Parched winter wheat crop is badly stressed
On either side of a county road in the Winter Wheat Belt, wheat fields – normally lush, green and waving with the breeze – are short, pale and turning blue, a surefire sign of stress.
The field photographed here is less than six-inches tall, less than half what it would be in a normal year.
The Kansas wheat crop, recorded at a record 52 bushels per acre in 2021, could total a fraction of that this year unless rains fall on the crop soon. It's rated 36% poor to very poor, according to Kansas Agricultural Statistics Service. Another 38% is rated fair, and that rating could be generous.

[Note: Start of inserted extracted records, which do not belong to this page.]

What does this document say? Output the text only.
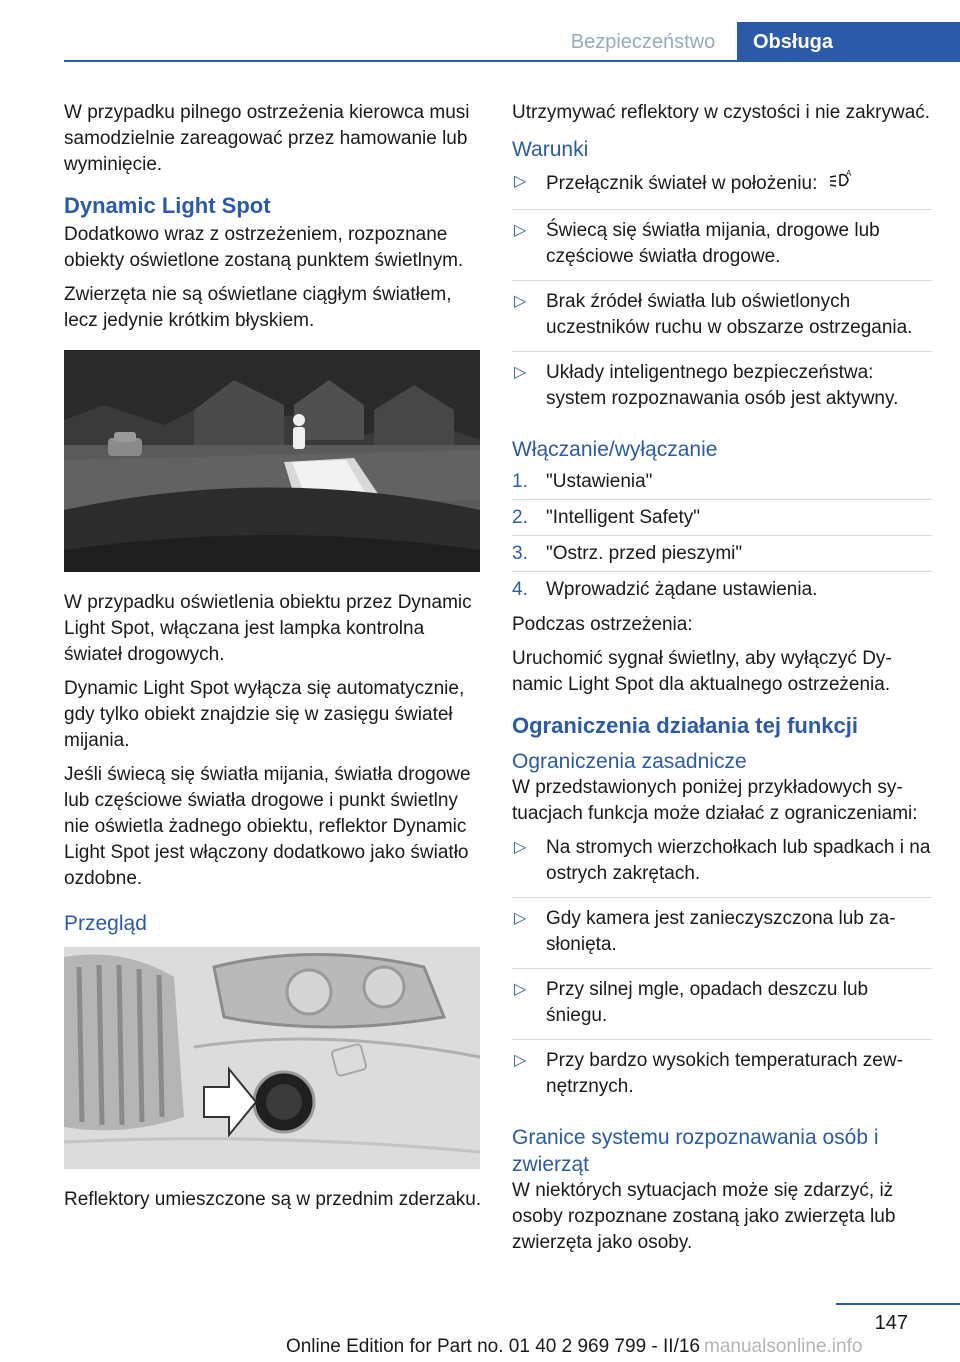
Bezpieczeństwo	Obsługa

W przypadku pilnego ostrzeżenia kierowca musi samodzielnie zareagować przez hamowanie lub wyminięcie.

Dynamic Light Spot

Dodatkowo wraz z ostrzeżeniem, rozpoznane obiekty oświetlone zostaną punktem świetlnym.

Zwierzęta nie są oświetlane ciągłym światłem, lecz jedynie krótkim błyskiem.

W przypadku oświetlenia obiektu przez Dynamic Light Spot, włączana jest lampka kontrolna świateł drogowych.

Dynamic Light Spot wyłącza się automatycznie, gdy tylko obiekt znajdzie się w zasięgu świateł mijania.

Jeśli świecą się światła mijania, światła drogowe lub częściowe światła drogowe i punkt świetlny nie oświetla żadnego obiektu, reflektor Dynamic Light Spot jest włączony dodatkowo jako światło ozdobne.

Przegląd

Reflektory umieszczone są w przednim zderzaku.

Utrzymywać reflektory w czystości i nie zakrywać.

Warunki
▷ Przełącznik świateł w położeniu:	A
▷ Świecą się światła mijania, drogowe lub częściowe światła drogowe.
▷ Brak źródeł światła lub oświetlonych uczestników ruchu w obszarze ostrzegania.
▷ Układy inteligentnego bezpieczeństwa: system rozpoznawania osób jest aktywny.
Włączanie/wyłączanie
1. "Ustawienia"
2. "Intelligent Safety"
3. "Ostrz. przed pieszymi"
4. Wprowadzić żądane ustawienia.

Podczas ostrzeżenia:

Uruchomić sygnał świetlny, aby wyłączyć Dynamic Light Spot dla aktualnego ostrzeżenia.

Ograniczenia działania tej funkcji
Ograniczenia zasadnicze

W przedstawionych poniżej przykładowych sytuacjach funkcja może działać z ograniczeniami:

▷ Na stromych wierzchołkach lub spadkach i na ostrych zakrętach.
▷ Gdy kamera jest zanieczyszczona lub zasłonięta.
▷ Przy silnej mgle, opadach deszczu lub śniegu.
▷ Przy bardzo wysokich temperaturach zewnętrznych.
Granice systemu rozpoznawania osób i zwierząt

W niektórych sytuacjach może się zdarzyć, iż osoby rozpoznane zostaną jako zwierzęta lub zwierzęta jako osoby.

147
Online Edition for Part no. 01 40 2 969 799 - II/16 manualsonline.info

According to the Kansas Mesonet, the western two-thirds of Kansas (an area often called America’s Breadbasket due to the widespread adoption of winter wheat) has gone at least 180 days without one-inch of rain. Counties on either side of the Kansas/Colorado state line are going from 200 to 330 days without one-inch of rain. The USDA Drought Monitor dated April 26 shows that in the the region where 75% of the nation's winter wheat crop is grown (Nebraska, Colorado, Kansas, Oklahoma and Texas), almost all the acres devoted to wheat are in Severe to Extreme Drought.
Daryl Strouts, president of the Kansas Wheat Alliance, says the conditions are abysmal.
“Any of the wheat planted after fall harvest last year is taking on a funny color. The wheat that was planted conventionally is hanging on,” says Strouts, who toured central and western Kansas last week.
The crop is a week or two behind normal. If rains come in the next week, the crop could turn out to be “okay.” If not, expect wheat growers from around the state to talk to crop insurance agents about abandoning the crop. Crop adjusters are already working fields where the drought is most severe. In southwest Kansas near Johnson, the adjuster has already zeroed out some wheat, Strouts reports.
“In southwest Kansas, the conditions are terrible,” he adds. “The crop is short, the color is blue. There was a narrow stretch from Sharon Springs to Dodge City to Great Bend where they had more rain. But outside of that, the wheat crop is not real good.”
Drought in winter wheat country is not unprecedented. Strouts recalls a three-year stretch from 2010-12 where dry conditions persisted. But with wheat, a little rain coming at the right time can make a crop. Time is running out for these wheat growers, however. And the angst is exacerbated by relentless winds. The drought is one thing; wind is soul-sucking.
Day after day, seemingly, sustained winds of more than 20 miles per hour – and gusts two to three times that - are taking a toll on an already stressed crop.
“I’ve never seen wind like this, for days at a time,” Strouts says.